‘Normal’ by Naomi Green ©2022 – National Poetry Day 2022

Date: 6th October 2022

A nuisance, rude, irritating, greedy,
attention-seeking, too noisy.
Are these the only words that sum up my son?
Born retarded, backward, feeble-minded, disabled,
weakened by a gene he did not create,
which writes a narrative he cannot understand
nor even read, into the pages of his life.
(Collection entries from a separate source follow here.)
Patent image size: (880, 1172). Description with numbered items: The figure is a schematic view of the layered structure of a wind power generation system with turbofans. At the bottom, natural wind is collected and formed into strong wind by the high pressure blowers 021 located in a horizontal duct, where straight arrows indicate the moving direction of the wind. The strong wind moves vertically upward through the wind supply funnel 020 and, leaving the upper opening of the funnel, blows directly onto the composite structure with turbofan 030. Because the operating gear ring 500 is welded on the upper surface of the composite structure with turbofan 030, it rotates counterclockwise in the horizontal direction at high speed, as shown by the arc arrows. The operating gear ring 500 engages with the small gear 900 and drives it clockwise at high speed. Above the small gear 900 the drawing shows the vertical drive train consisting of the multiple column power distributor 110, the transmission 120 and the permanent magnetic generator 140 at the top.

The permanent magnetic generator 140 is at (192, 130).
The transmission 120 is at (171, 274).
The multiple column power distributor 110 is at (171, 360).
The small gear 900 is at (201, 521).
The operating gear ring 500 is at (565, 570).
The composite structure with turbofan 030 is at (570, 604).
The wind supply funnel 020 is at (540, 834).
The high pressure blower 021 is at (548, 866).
Slow to learn, an aberration. Is this all people see?
Look beyond, beneath; strip him of your perception –
honed by your own success and abilities –
all the normal of you judging the abnormal of him.

Why is this?

Are you afraid to own him as he is?
To let his narrative displace parts of your own
expectations of what is worthy of your attention?
What if you discover that his path may be
the one you are stumbling along on behind?
What if you make time for his warmth, his laughter, his innocence,
his simplicity; his very being – showing us how to be.

Is being busy, always doing, the measure of our life?
So busy we hold him at arm’s length.
But surely our arms should embrace him.
Which parts of our tapestry might he then enrich?
Embroidering a different story, a fresher one.
After all, the pinnacles of mountains surge out of valleys.

Yes, he disrupts our peace. Yes, the order of our day can be
intercepted by a barrage of infuriating distractions.

But are they?

Perhaps it is us who are disabled from living our life normally.
Which should come first? Success, ‘normality’?
Or the quiet inner whisperings of a yearning, hidden heart,
intricately woven and known,
that beats just a step away from our own?